Monsieur le Ministre ,
Vous connaissez mon intérêt pour les énergies renouvelables depuis un moment déjà. Qu’il s’agisse de
l’installation d’éoliennes verticales ou horizontales, la création de centres de biométhanisation, le
placement de panneaux solaires ou l’exploitation du méthane dans les anciens puits de mine, je n’ai plus à
vous convaincre que ces alternatives aux énergies traditionnelles sont pour moi des solutions à envisager
sérieusement.
Le 02 octobre 2006, je vous rappelais l’énorme potentiel, estimées à 200 gigamètres cube de ce qu’il convient
d’appeler bio-gaz. L’apport d’énergie renouvelable issu de son exploitation serait considérable, on l’estime
à 10.000 mégawatts.
Le bio gaz serait aussi plus propre et réduirait les émissions de gaz à effet de serre. De plus ce n’est pas
un gaz fossile, puisqu’il est produit lors de la transformation de la matière organique en charbon, il s’agit
donc bien d’une source d’énergie renouvelable. Ce bio-gaz ou grisou a toujours été un problème par sa
dangerosité, y compris après la fermeture des puits puisqu’il a pu alors s’accumuler dans les puits et faire
courir un risque aux zones de surface dont certaines ont été réaffectées en quartiers résidentiels, zoning
ou autre.
Je vous demandais surtout pourquoi vous pensiez ne pas devoir soutenir l’exploitation du grisou. Vous me
répondiez que « plusieurs spécialistes consultés à ce sujet se montraient dubitatifs d'une telle
exploitation ». Quant à l’octroi de certificats verts à ce type de production, vous me répondiez qu’il n’en
était pas question considérant que le grisou n’est pas une énergie renouvelable. Je pense qu’en réalité la
vraie raison est ailleurs.
Nous ne savons pas si les Australiens viendront ou pas exploiter ce bio-gaz sur notre territoire wallon, soit,
mais cette fois c’est bien une société wallonne de fabrication d’engrais, Kemira à Tertre, qui a de gros
besoin en gaz qui s’intéresse de très près à l’exploitation du grisou. La consommation annuelle de Kemira
s’élève en effet de 2 à 3% de la consommation nationale ce qui représente 15 millions de giga-joules par an.
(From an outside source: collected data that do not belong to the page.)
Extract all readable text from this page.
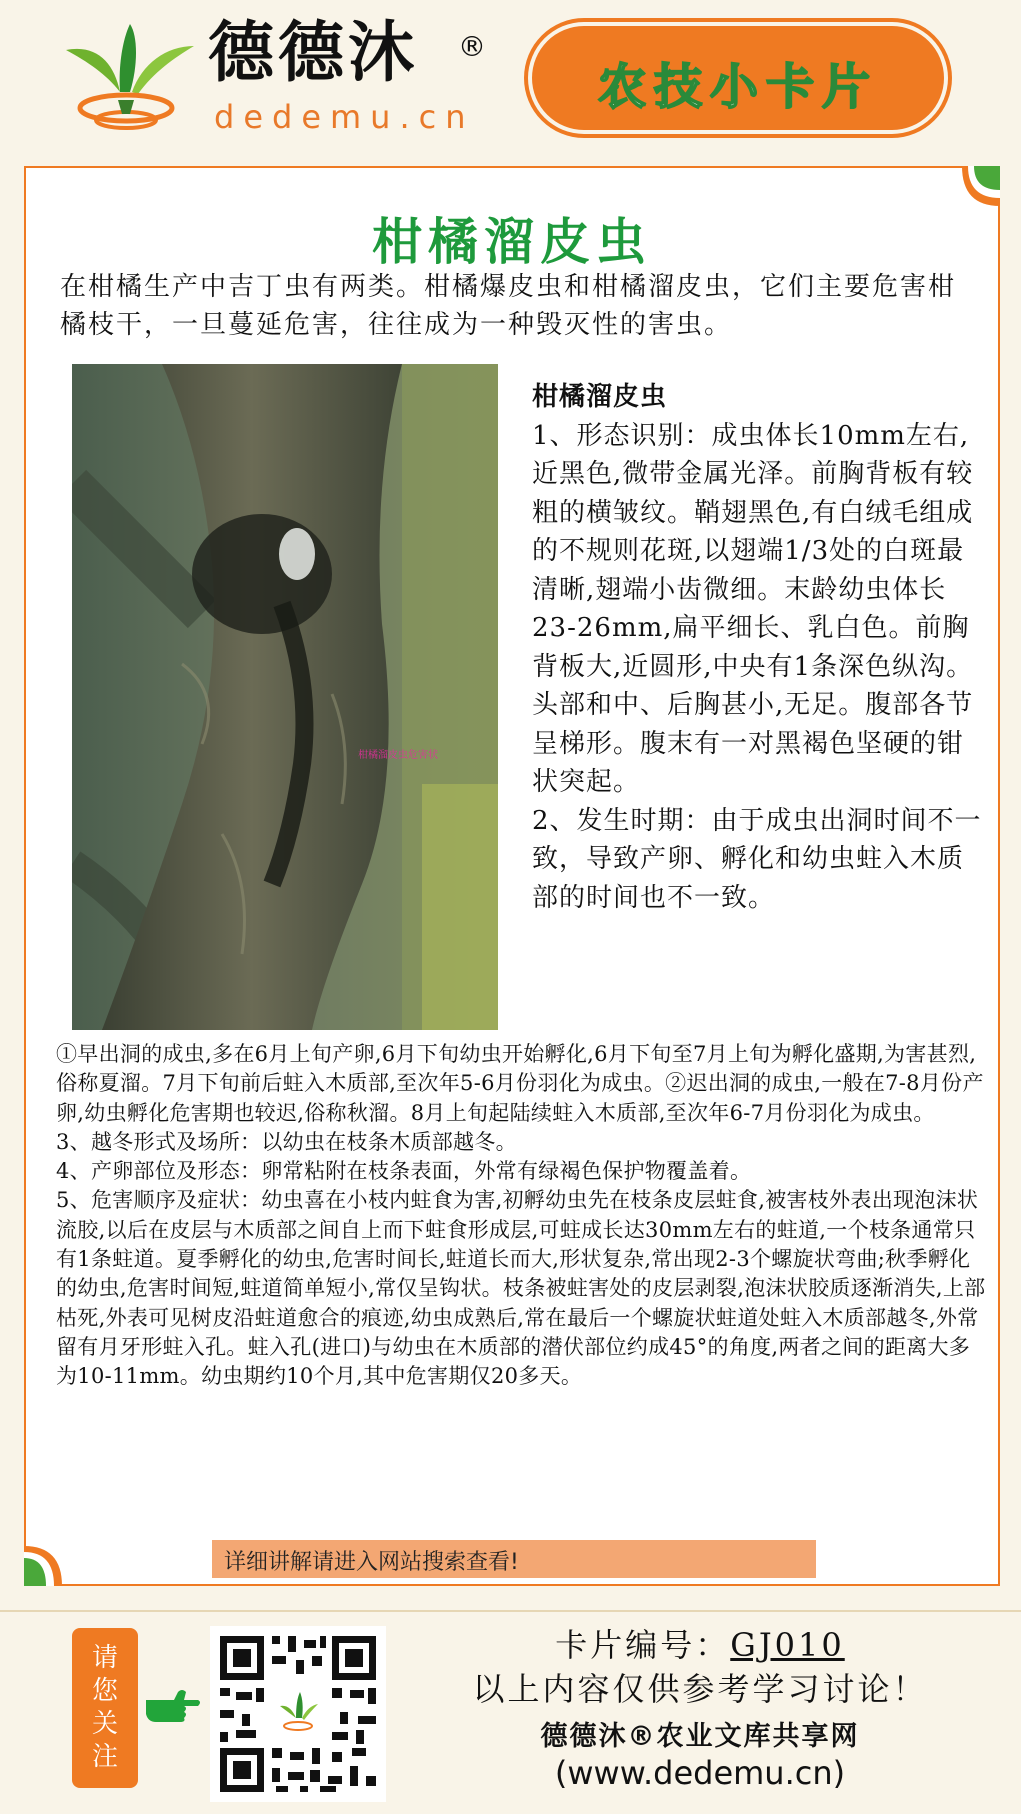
德德沐 ®
dedemu.cn
农技小卡片
柑橘溜皮虫
在柑橘生产中吉丁虫有两类。柑橘爆皮虫和柑橘溜皮虫，它们主要危害柑橘枝干，一旦蔓延危害，往往成为一种毁灭性的害虫。
柑橘溜皮虫危害状

柑橘溜皮虫

1、形态识别：成虫体长10mm左右,近黑色,微带金属光泽。前胸背板有较粗的横皱纹。鞘翅黑色,有白绒毛组成的不规则花斑,以翅端1/3处的白斑最清晰,翅端小齿微细。末龄幼虫体长23-26mm,扁平细长、乳白色。前胸背板大,近圆形,中央有1条深色纵沟。头部和中、后胸甚小,无足。腹部各节呈梯形。腹末有一对黑褐色坚硬的钳状突起。

2、发生时期：由于成虫出洞时间不一致，导致产卵、孵化和幼虫蛀入木质部的时间也不一致。

①早出洞的成虫,多在6月上旬产卵,6月下旬幼虫开始孵化,6月下旬至7月上旬为孵化盛期,为害甚烈,俗称夏溜。7月下旬前后蛀入木质部,至次年5-6月份羽化为成虫。②迟出洞的成虫,一般在7-8月份产卵,幼虫孵化危害期也较迟,俗称秋溜。8月上旬起陆续蛀入木质部,至次年6-7月份羽化为成虫。

3、越冬形式及场所：以幼虫在枝条木质部越冬。

4、产卵部位及形态：卵常粘附在枝条表面，外常有绿褐色保护物覆盖着。

5、危害顺序及症状：幼虫喜在小枝内蛀食为害,初孵幼虫先在枝条皮层蛀食,被害枝外表出现泡沫状流胶,以后在皮层与木质部之间自上而下蛀食形成层,可蛀成长达30mm左右的蛀道,一个枝条通常只有1条蛀道。夏季孵化的幼虫,危害时间长,蛀道长而大,形状复杂,常出现2-3个螺旋状弯曲;秋季孵化的幼虫,危害时间短,蛀道简单短小,常仅呈钩状。枝条被蛀害处的皮层剥裂,泡沫状胶质逐渐消失,上部枯死,外表可见树皮沿蛀道愈合的痕迹,幼虫成熟后,常在最后一个螺旋状蛀道处蛀入木质部越冬,外常留有月牙形蛀入孔。蛀入孔(进口)与幼虫在木质部的潜伏部位约成45°的角度,两者之间的距离大多为10-11mm。幼虫期约10个月,其中危害期仅20多天。

详细讲解请进入网站搜索查看!
请
您
关
注
卡片编号：GJ010
以上内容仅供参考学习讨论！
德德沐®农业文库共享网
(www.dedemu.cn)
La volatilité du marché du gaz fragilise l’entreprise qui devient dépendante de sa matière première et rend
les actionnaires finlandais attentifs aux perspectives de rentabilité long terme de leur site borain.
De plus, sans rentrer dans des détails techniques, Kemira veut faire coup double en envisageant d’exploiter le
grisou puisqu’il injecterait le CO² qu’il rejette dans le sol afin de faire remonter sous pression le méthane
qui sert à la production, le CO² se fixant sur le charbon.
Mes questions sont les suivantes Monsieur le Ministre :
- Les études concernant la pertinence de l’exploitation du grisou commencent à s’accumuler et vous devriez
disposer des résultats de celle confiée à l’Office des Investisseurs Etrangers. Mais il y a aussi celles
réalisées par les candidats investisseurs eux-même qui vont dans le même sens. Pouvez-vous me préciser les
éléments sur lesquels vous vous appuyez pour justifier le peu d’intérêt qui est le vôtre pour ce type
d’exploitation ?
- N’avez-vous pas l’impression de ramer à contre courant, ce qui n’est pas votre habitude, du moins dans le
domaine des énergies renouvelables ?
- L’entreprise Kemira qui voit en cette exploitation une opportunité aussi de survie pense pouvoir bénéficier
de certificats verts et donc de rentrées financières. L’investissement nécessaire à l’exploitation du grisou
n’est en effet pas confidentiel. Quelle est votre position actuelle en cette matière ?
Merci des réponses que vous voudrez bien me donner.
Réponse du Ministre André Antoine,
– Tout projet
qui concourre à la production énergétique m'intéresse, même si je ne suis compétent que pour les énergies
renouvelables. Le reste concerne mon Collègue, le Ministre Verwilghen.
Après avoir contacté l'OFI, qui ne dépend pas des matières dont j'ai la charge, il s'avère qu'aucune étude n'a
été commanditée par l'OFI, mais que des contacts ont été pris par cet organisme avec une société australienne
pour envisager l'exploitation du grisou.
Toutefois, afin de juger de la pertinence économique de l'extraction du
grisou, il ne convient pas seulement de considérer le chiffre d'affaire qui en résulterait mais, au strict minimum,
la différence entre le prix de vente final et le prix d'exploitation.
Je n'ai pas du tout l'impression de « ramer à contre-courant » puisque EDORA et APERE, respectivement
fédération pour les producteurs électricité verte et l'association pour la promotion des énergies renouvelables ont,
dans un communiqué de presse, estimé que le soutien via des certificats verts à l'exploitation du grisou
fausserait et minerait le développement des véritables filières de production d'électricité verte ! Même la
CWaPE, via son président s'est prononcée publiquement dans le magazine L'Echo affirmant que « Le grisou est
un combustible fossile, c'est du charbon en phase gazeuse. Cela n'a rien de renouvelable. Il n'y a aucune
ambiguité possible ».
Enfin, l'exploitation du grisou est une activité industrielle comme une autre. Si je me réjouis de sa mise en
oeuvre comme de toute activité économique en Wallonie, je ne compte pas la permettre en augmentant la
contribution que les consommateurs industriels et les ménages paient pour soutenir l'électricité verte au travers
les certificats verts.
Cela serait pénaliser le pouvoir d'achat des ménages et mettre en danger d'autres entreprises. Le bilan sur
l'emploi et l'économie de la Région est loin d'être garanti favorablement. Ne mélangeons pas les genres !
– Il s'agit d'un
problème de rentabilité économique. Actuellement, le business plan de l'entreprise intègre les certificats verts.
Reste à savoir si les prévisions restent équilibrées sans ces derniers.
M. Philippe Fontaine (MR). – Ce dossier va incontestablement continuer à évoluer, car des entreprises
seront de plus en plus intéressées par les matières énergétiques. Il semble que le projet wallon soit plus efficient
que le projet australien et je souhaite qu'il puisse aboutir.